= Capayán =

Extinct Argentine Indigenous community

The Capayán were an Indigenous people, now extinct, that lived in Argentine territory.

==Description==
Their geographical area was parts of the Argentine provinces of La Rioja, Catamarca, San Juan, from the mountainous zone comprising the limit of La Rioja with Catamarca on the Colorado River and the environs of the Jáchal River-Zanjón, in San Juan, including the Andes on the west, up to the Velasco ranges, where they were mixed with the Diaguitas. They occupied the fertile valleys of Famatina, Sanagasta, Yacampis, Guandacol and Jáchal. They had as neighbors in the northern part the Diaguitas and in the southern part the Huarpes.

==Language==
They shared with the Diaguitas or Paziocas the Kakán language, or a derivation of it. Vestiges of their language are in word endings as bis, 'pebble' or 'small stone', for example: Yacampis, Quilmebis, Guanchina, etc.

==Technology==
The Capayán had spinning technology, and spun the wool of guanaco and llamas. They also knew copper and gold metallurgy. They built canals and irrigation ditches to water their farmlands. Their cultivars were maize pumpkin, potato and quinoa. They used ceramics widely, principally in the production of funeral urns, decorated geometrically with the colors black, red and white, known as Sanagasta or Angualasto style.

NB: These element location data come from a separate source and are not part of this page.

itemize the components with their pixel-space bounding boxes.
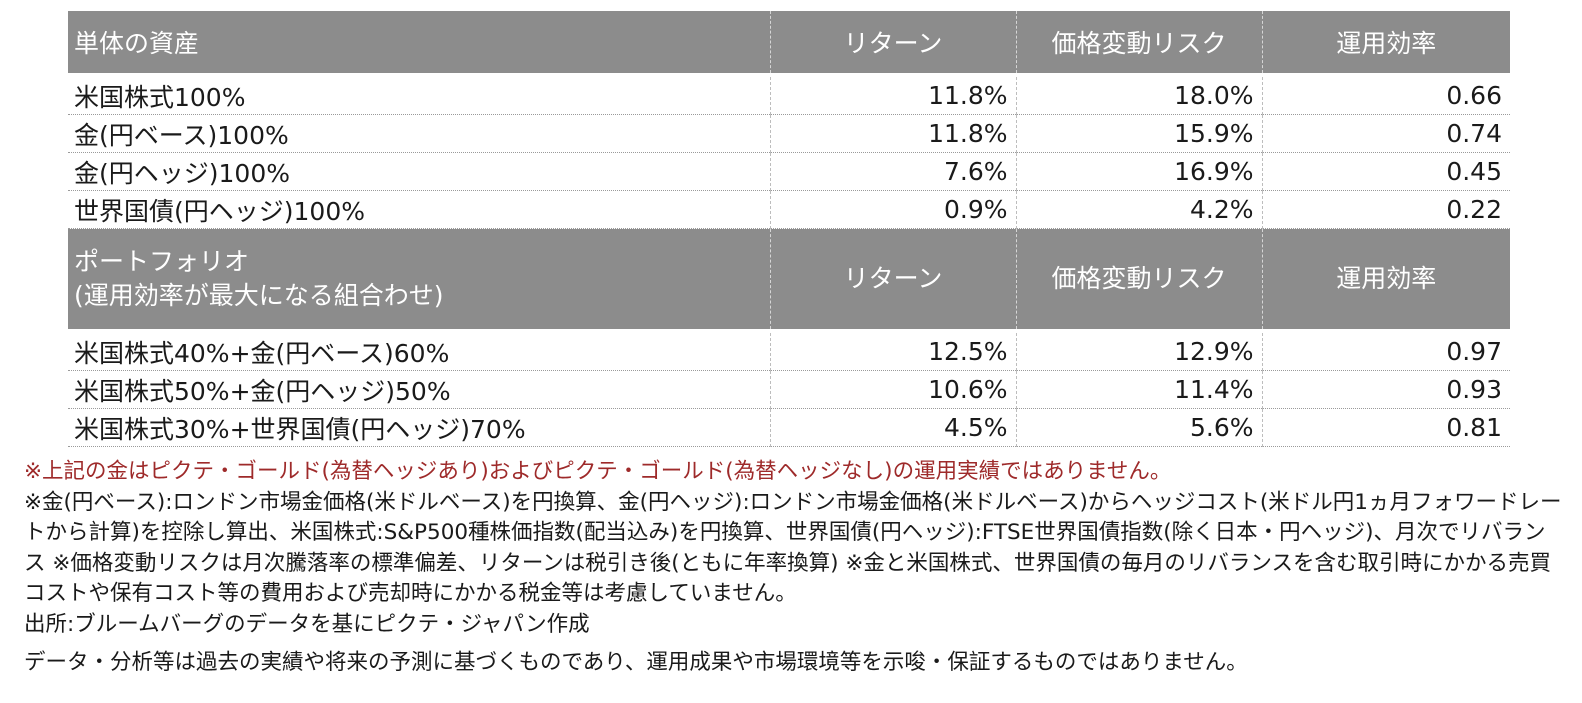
value-cell: 11.8%: [769, 114, 1016, 153]
row-label: 米国株式100%: [68, 77, 770, 115]
value-cell: 12.5%: [769, 333, 1016, 371]
value-cell: 0.93: [1261, 370, 1510, 409]
table-row: 金(円ヘッジ)100% 7.6% 16.9% 0.45: [68, 152, 1510, 191]
header-column: リターン: [769, 228, 1016, 329]
table-row: 世界国債(円ヘッジ)100% 0.9% 4.2% 0.22: [68, 190, 1510, 229]
table-row: 米国株式40%+金(円ベース)60% 12.5% 12.9% 0.97: [68, 333, 1510, 371]
value-cell: 0.22: [1261, 190, 1510, 229]
header-label: リターン: [843, 29, 943, 58]
header-column: 価格変動リスク: [1015, 228, 1262, 329]
header-label: ポートフォリオ: [74, 247, 250, 276]
value-cell: 0.66: [1261, 77, 1510, 115]
value-cell: 4.5%: [769, 408, 1016, 447]
header-row: ポートフォリオ (運用効率が最大になる組合わせ) リターン 価格変動リスク 運用効率: [68, 228, 1510, 329]
row-label: 金(円ヘッジ)100%: [68, 152, 770, 191]
header-column: 運用効率: [1261, 228, 1510, 329]
table-row: 米国株式30%+世界国債(円ヘッジ)70% 4.5% 5.6% 0.81: [68, 408, 1510, 447]
header-label: 価格変動リスク: [1051, 264, 1227, 293]
value-cell: 12.9%: [1015, 333, 1262, 371]
row-label: 米国株式30%+世界国債(円ヘッジ)70%: [68, 408, 770, 447]
table-row: 米国株式100% 11.8% 18.0% 0.66: [68, 77, 1510, 115]
row-label: 米国株式50%+金(円ヘッジ)50%: [68, 370, 770, 409]
header-label: 価格変動リスク: [1051, 29, 1227, 58]
value-cell: 0.97: [1261, 333, 1510, 371]
value-cell: 15.9%: [1015, 114, 1262, 153]
notes: ※上記の金はピクテ・ゴールド(為替ヘッジあり)およびピクテ・ゴールド(為替ヘッジ…: [24, 457, 1564, 679]
note-main: ※金(円ベース):ロンドン市場金価格(米ドルベース)を円換算、金(円ヘッジ):ロ…: [24, 489, 1562, 607]
value-cell: 0.9%: [769, 190, 1016, 229]
header-row: 単体の資産 リターン 価格変動リスク 運用効率: [68, 11, 1510, 73]
comparison-table: 単体の資産 リターン 価格変動リスク 運用効率 米国株式100% 11.8% 18.0% 0.…: [68, 11, 1510, 447]
table-row: 米国株式50%+金(円ヘッジ)50% 10.6% 11.4% 0.93: [68, 370, 1510, 409]
note-disclaimer: データ・分析等は過去の実績や将来の予測に基づくものであり、運用成果や市場環境等を…: [24, 650, 1248, 675]
row-label: 世界国債(円ヘッジ)100%: [68, 190, 770, 229]
row-label: 米国株式40%+金(円ベース)60%: [68, 333, 770, 371]
header-label: 単体の資産: [74, 29, 200, 58]
value-cell: 10.6%: [769, 370, 1016, 409]
value-cell: 11.4%: [1015, 370, 1262, 409]
table-row: 金(円ベース)100% 11.8% 15.9% 0.74: [68, 114, 1510, 153]
header-label: リターン: [843, 264, 943, 293]
header-label: 運用効率: [1336, 264, 1437, 293]
note-source: 出所:ブルームバーグのデータを基にピクテ・ジャパン作成: [24, 611, 590, 637]
note-red: ※上記の金はピクテ・ゴールド(為替ヘッジあり)およびピクテ・ゴールド(為替ヘッジ…: [24, 459, 1172, 484]
header-label: 運用効率: [1336, 29, 1437, 58]
header-category: ポートフォリオ (運用効率が最大になる組合わせ): [68, 228, 770, 329]
value-cell: 4.2%: [1015, 190, 1262, 229]
header-sublabel: (運用効率が最大になる組合わせ): [74, 281, 444, 310]
value-cell: 0.45: [1261, 152, 1510, 191]
value-cell: 7.6%: [769, 152, 1016, 191]
value-cell: 5.6%: [1015, 408, 1262, 447]
row-label: 金(円ベース)100%: [68, 114, 770, 153]
value-cell: 16.9%: [1015, 152, 1262, 191]
value-cell: 0.81: [1261, 408, 1510, 447]
header-column: リターン: [769, 11, 1016, 73]
header-column: 運用効率: [1261, 11, 1510, 73]
value-cell: 18.0%: [1015, 77, 1262, 115]
header-category: 単体の資産: [68, 11, 770, 73]
value-cell: 11.8%: [769, 77, 1016, 115]
header-column: 価格変動リスク: [1015, 11, 1262, 73]
value-cell: 0.74: [1261, 114, 1510, 153]
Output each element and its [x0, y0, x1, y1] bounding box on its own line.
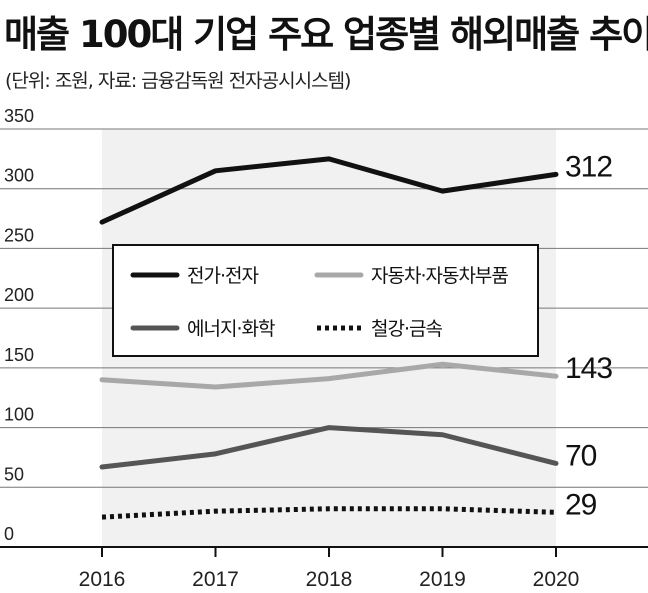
chart-title: 매출 100대 기업 주요 업종별 해외매출 추이	[4, 13, 648, 56]
series-end-label: 29	[565, 488, 597, 521]
y-tick-label: 100	[4, 405, 34, 425]
x-tick-label: 2016	[79, 568, 126, 591]
series-end-label: 143	[565, 352, 612, 385]
legend-entry: 에너지·화학	[187, 318, 275, 340]
y-tick-label: 350	[4, 106, 34, 126]
x-tick-label: 2018	[306, 568, 353, 591]
legend-box	[112, 244, 539, 357]
legend-entry: 철강·금속	[371, 318, 442, 340]
y-tick-label: 200	[4, 285, 34, 305]
x-tick-label: 2020	[533, 568, 580, 591]
y-tick-label: 50	[4, 464, 24, 484]
y-tick-label: 150	[4, 345, 34, 365]
y-tick-label: 250	[4, 225, 34, 245]
chart-subtitle: (단위: 조원, 자료: 금융감독원 전자공시시스템)	[5, 70, 351, 92]
legend-entry: 자동차·자동차부품	[371, 265, 508, 287]
y-tick-label: 300	[4, 166, 34, 186]
x-tick-label: 2019	[419, 568, 466, 591]
y-tick-label: 0	[4, 524, 14, 544]
x-tick-label: 2017	[192, 568, 239, 591]
legend-entry: 전가·전자	[187, 265, 258, 287]
series-end-label: 70	[565, 439, 597, 472]
series-end-label: 312	[565, 150, 612, 183]
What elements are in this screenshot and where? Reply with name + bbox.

Their houses were of mud and adobe and were sometimes built at the foot of a great tree used as a roof. This technology of construction still lasts in the Riojan zone of Vinchina.

==Decline==
About 1480, the Inca invaded the region of the Diaguitas and Capayanes, incorporating their territories into the Inca Empire. From 1607, the Spanish conquest resulted in their dispersion and later extinction at the end of the 18th century. The Capayanes took part in an uprising in 1632 together with the Olongastas and other Diaguitas.

Today a department of Catamarca takes their name (the Capayán Department).

== Etymology and ethnic affiliation ==
The etymology of the name started to this people seems to be the Runa simi (Quechua) word Qhapak ñan (Great road), that is to say the so-called "Inca Highway". The explanation for this would be in that the territory that they were living age sedates of a knot of communications very importantly in the south of the Tawantinsuyu. The majority of the authors consider the Capayán as part of the Pazioca ("Diaguitas") due to the cultural common features (for example the use of the language Kakán), the same as the Calchaquíes, Olongastas, Quilmes, though they would have differed because of the genetic and cultural influence of their neighboring Huarpes and after 1480 for the presence of Mitmakuna persons deported to this region by the Incas. Many of such Mitimaes would have traded and manufactured "chicha", an alcoholic maize drink, and churumata.